The AP runs stories on medical topics all the time. If a doctor wants to point out an error in an AP story on their blog, we had better hope they have the cash. Could you imagine being misidentified as the suspect in a crime, only to have the AP bill you when you point out the correction? It’s not like the AP never makes mistakes.

Heaven forbid someone working for a competing news agency wants to criticize the AP’s coverage for bias or political slant. That would require quoting sentences from many articles – perhaps thousands of dollars.

The AP even has the gall to quote prices for educational use. I’m sure the numerous Supreme Courts deciding Fair Use cases over the years would be pleased – it goes against all precedent, but hey, a coupon!
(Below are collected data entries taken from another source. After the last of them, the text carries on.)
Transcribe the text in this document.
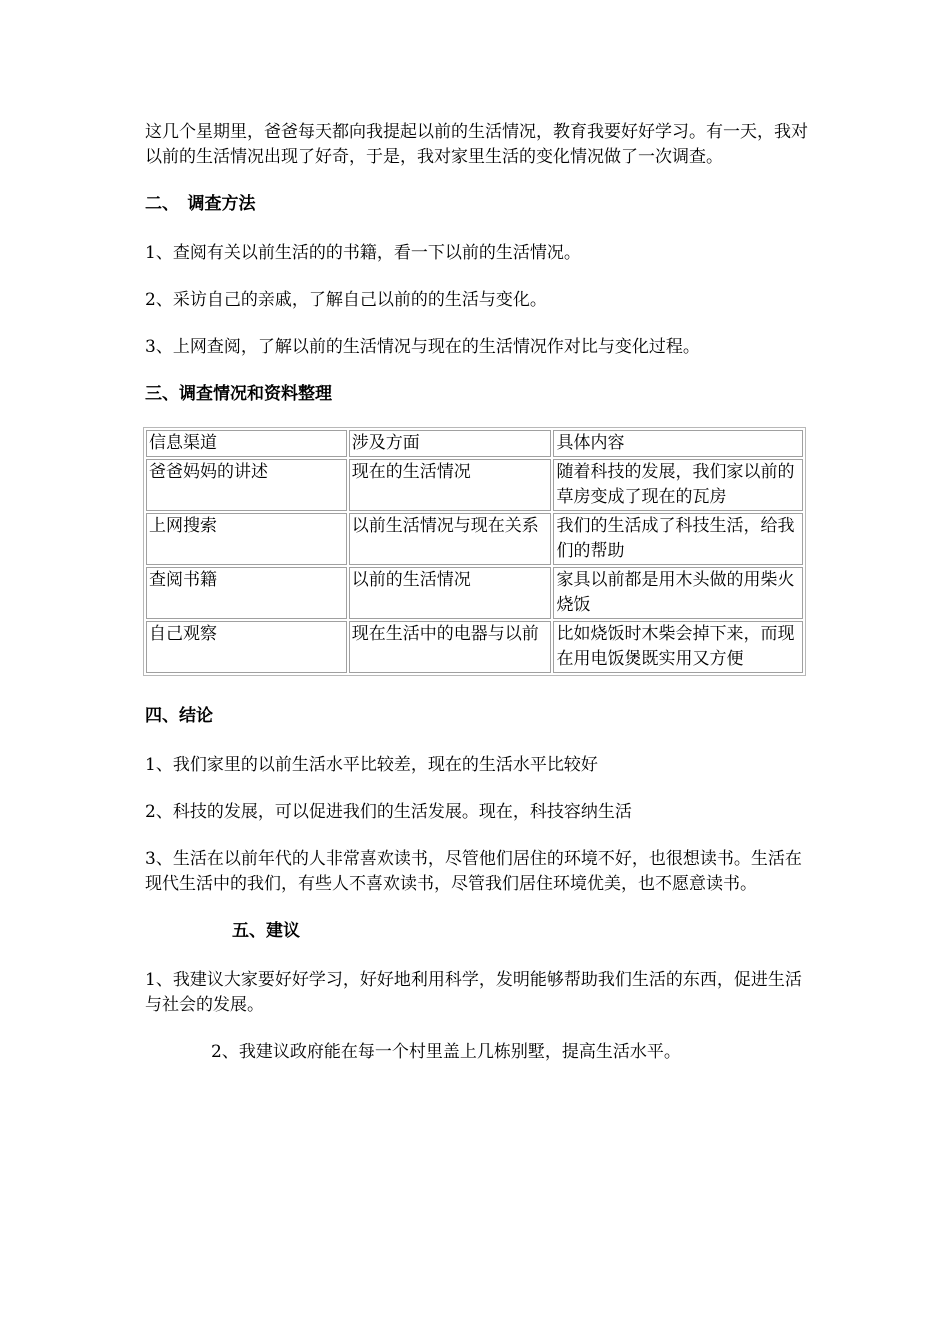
这几个星期里，爸爸每天都向我提起以前的生活情况，教育我要好好学习。有一天，我对以前的生活情况出现了好奇，于是，我对家里生活的变化情况做了一次调查。

二、　调查方法

1、查阅有关以前生活的的书籍，看一下以前的生活情况。

2、采访自己的亲戚，了解自己以前的的生活与变化。

3、上网查阅，了解以前的生活情况与现在的生活情况作对比与变化过程。

三、调查情况和资料整理

信息渠道	涉及方面	具体内容
爸爸妈妈的讲述	现在的生活情况	随着科技的发展，我们家以前的草房变成了现在的瓦房
上网搜索	以前生活情况与现在关系	我们的生活成了科技生活，给我们的帮助
查阅书籍	以前的生活情况	家具以前都是用木头做的用柴火烧饭
自己观察	现在生活中的电器与以前	比如烧饭时木柴会掉下来，而现在用电饭煲既实用又方便

四、结论

1、我们家里的以前生活水平比较差，现在的生活水平比较好

2、科技的发展，可以促进我们的生活发展。现在，科技容纳生活

3、生活在以前年代的人非常喜欢读书，尽管他们居住的环境不好，也很想读书。生活在现代生活中的我们，有些人不喜欢读书，尽管我们居住环境优美，也不愿意读书。

五、建议

1、我建议大家要好好学习，好好地利用科学，发明能够帮助我们生活的东西，促进生活与社会的发展。

2、我建议政府能在每一个村里盖上几栋别墅，提高生活水平。
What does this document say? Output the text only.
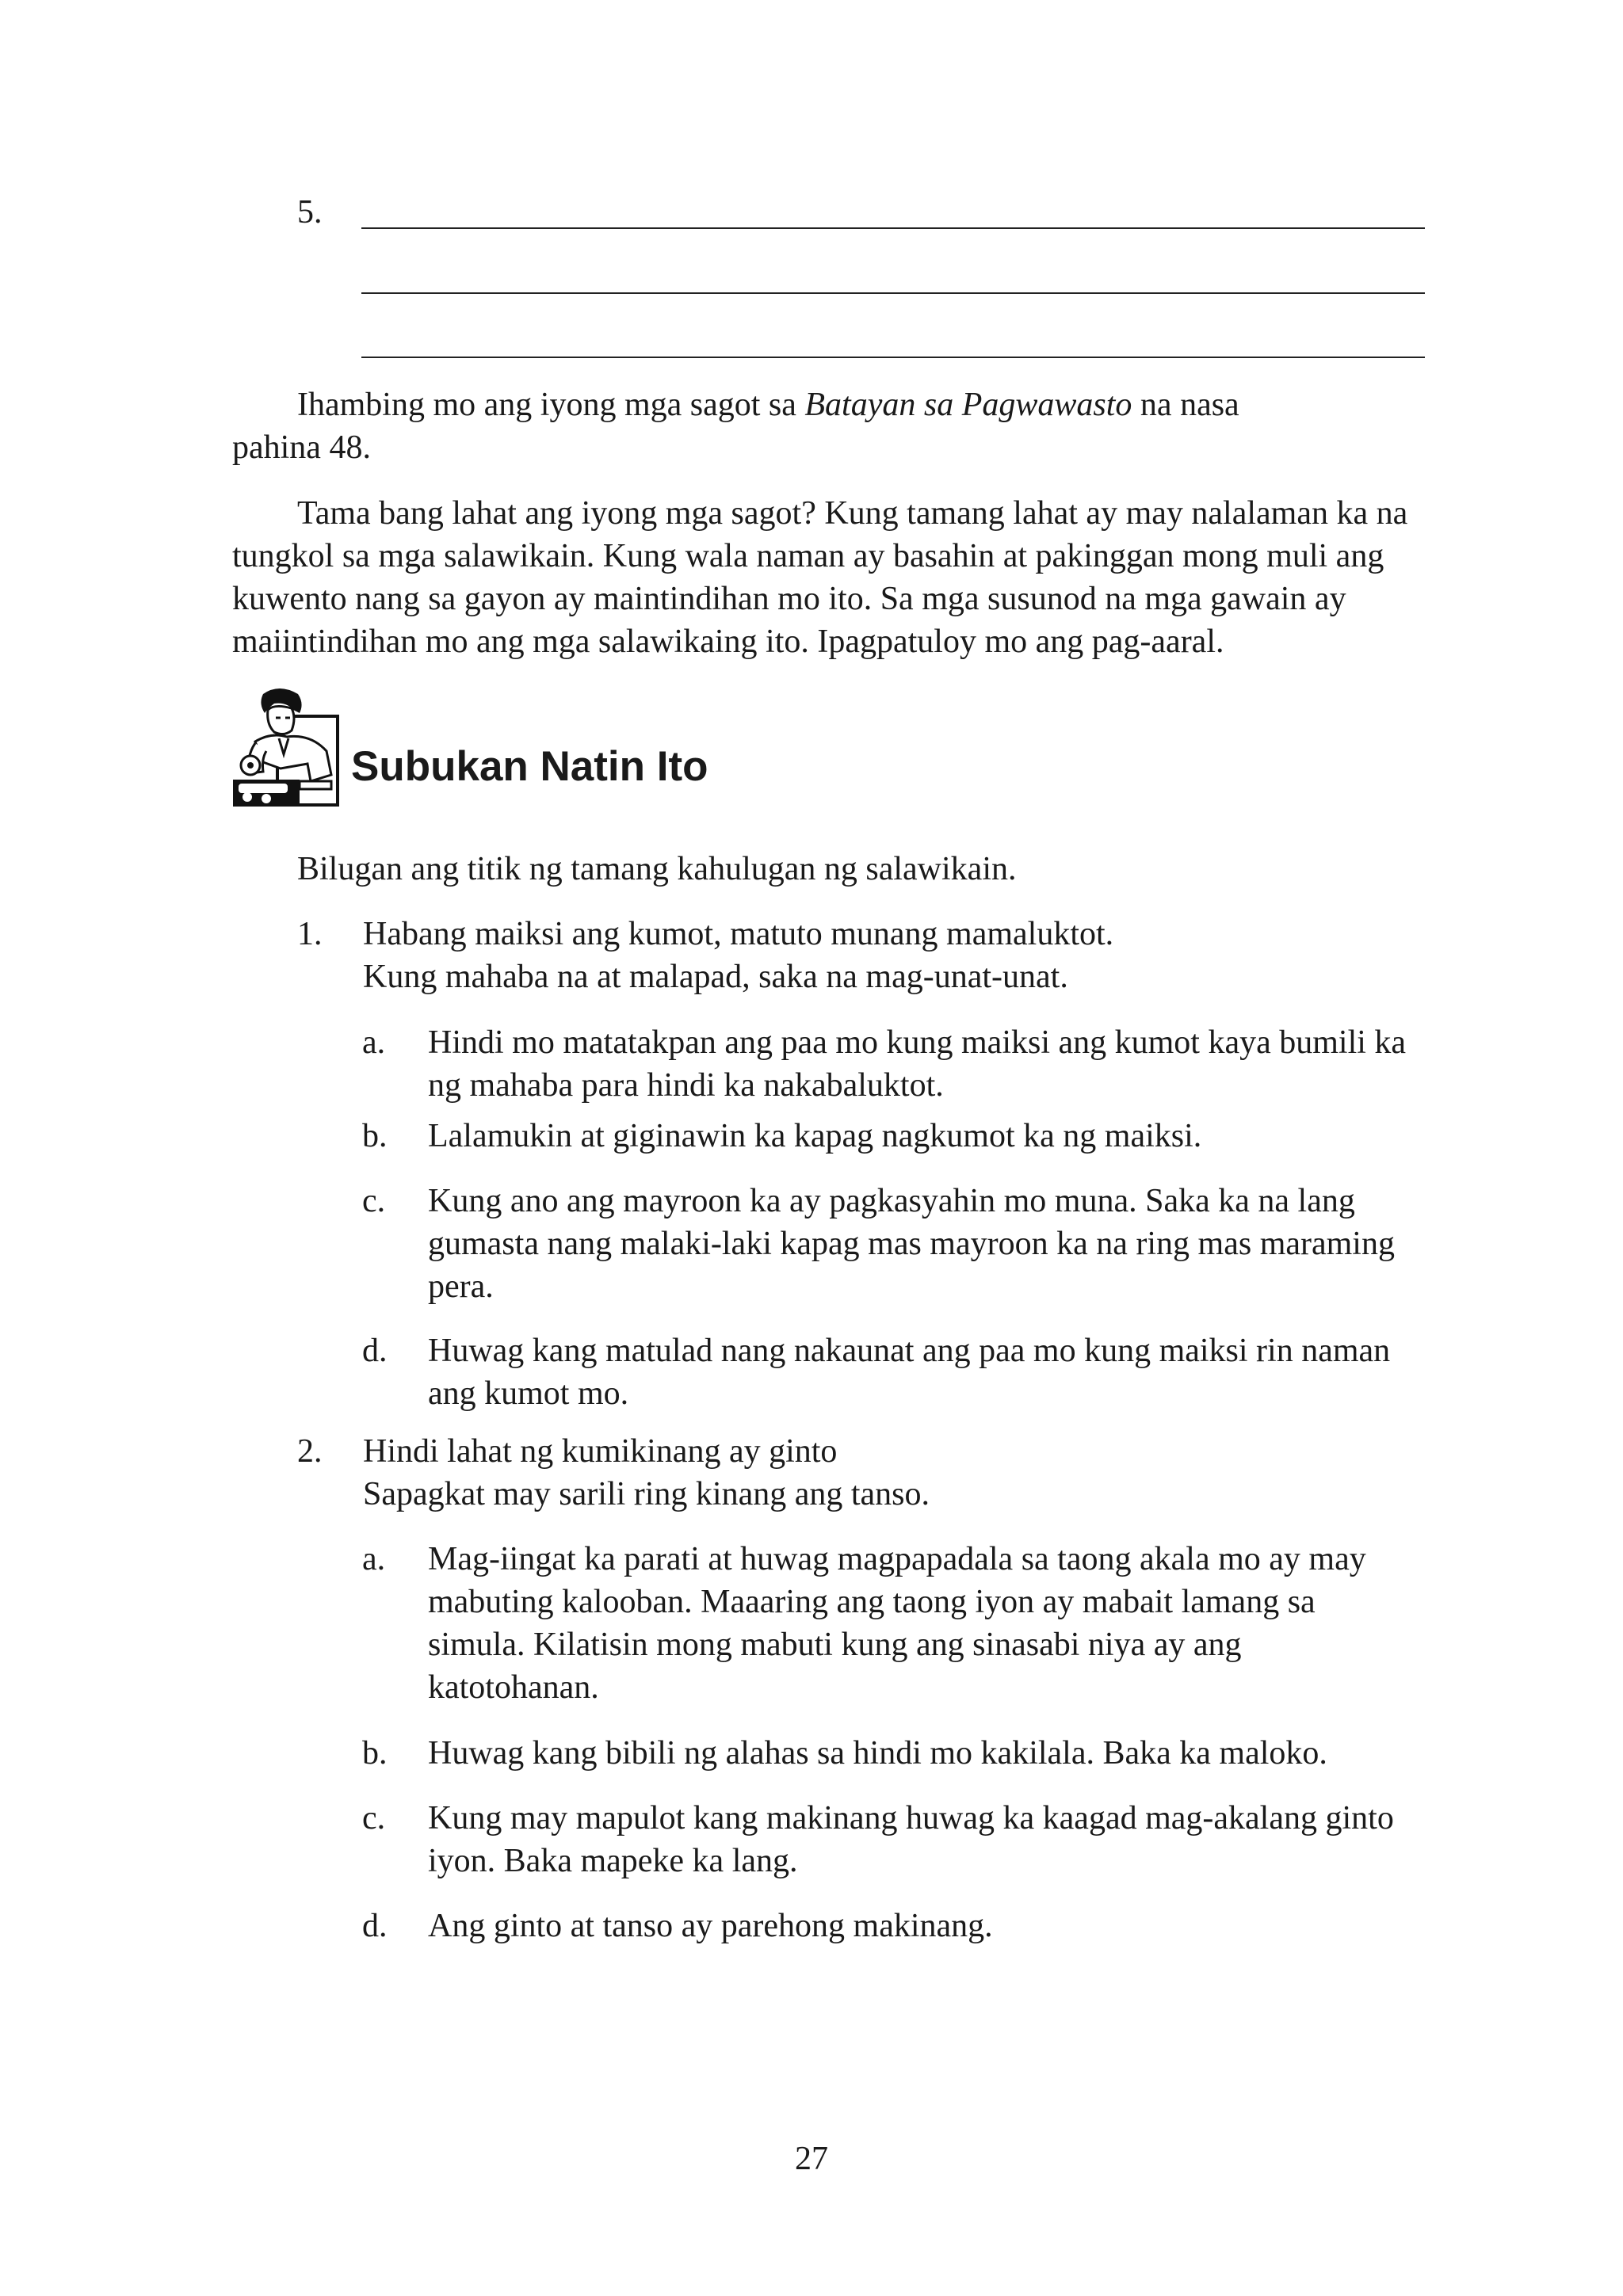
5.
Ihambing mo ang iyong mga sagot sa Batayan sa Pagwawasto na nasa
pahina 48.
Tama bang lahat ang iyong mga sagot? Kung tamang lahat ay may nalalaman ka na
tungkol sa mga salawikain. Kung wala naman ay basahin at pakinggan mong muli ang
kuwento nang sa gayon ay maintindihan mo ito. Sa mga susunod na mga gawain ay
maiintindihan mo ang mga salawikaing ito. Ipagpatuloy mo ang pag-aaral.
Subukan Natin Ito
Bilugan ang titik ng tamang kahulugan ng salawikain.
1. Habang maiksi ang kumot, matuto munang mamaluktot.
Kung mahaba na at malapad, saka na mag-unat-unat.
a. Hindi mo matatakpan ang paa mo kung maiksi ang kumot kaya bumili ka
ng mahaba para hindi ka nakabaluktot.
b. Lalamukin at giginawin ka kapag nagkumot ka ng maiksi.
c. Kung ano ang mayroon ka ay pagkasyahin mo muna. Saka ka na lang
gumasta nang malaki-laki kapag mas mayroon ka na ring mas maraming
pera.
d. Huwag kang matulad nang nakaunat ang paa mo kung maiksi rin naman
ang kumot mo.
2. Hindi lahat ng kumikinang ay ginto
Sapagkat may sarili ring kinang ang tanso.
a. Mag-iingat ka parati at huwag magpapadala sa taong akala mo ay may
mabuting kalooban. Maaaring ang taong iyon ay mabait lamang sa
simula. Kilatisin mong mabuti kung ang sinasabi niya ay ang
katotohanan.
b. Huwag kang bibili ng alahas sa hindi mo kakilala. Baka ka maloko.
c. Kung may mapulot kang makinang huwag ka kaagad mag-akalang ginto
iyon. Baka mapeke ka lang.
d. Ang ginto at tanso ay parehong makinang.
27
Outside of criticism, the AP’s own guidelines tell you why this is so important:

We should give the full name of a source and as much information as needed to identify the source and explain why he or she is credible. Where appropriate, include a source’s age; title; name of company, organization or government department; and hometown.

If we quote someone from a written document – a report, e-mail or news release — we should say so.

It’s just as important for writers in other media to use proper attribution. Writers should use direct quotes when it’s the fairest way to represent what someone else has said or written. How would the AP operate if every source they quoted demanded payment up front?

But, of course, they would never:

It means we don’t pay newsmakers for interviews, to take their photographs or to film or record them.

This makes me sad. I’m a big proponent of professional journalism and I hate to see newspapers in such dire straits. But if this is representative of what the industry plans to do, I’m not sure they have much of a chance.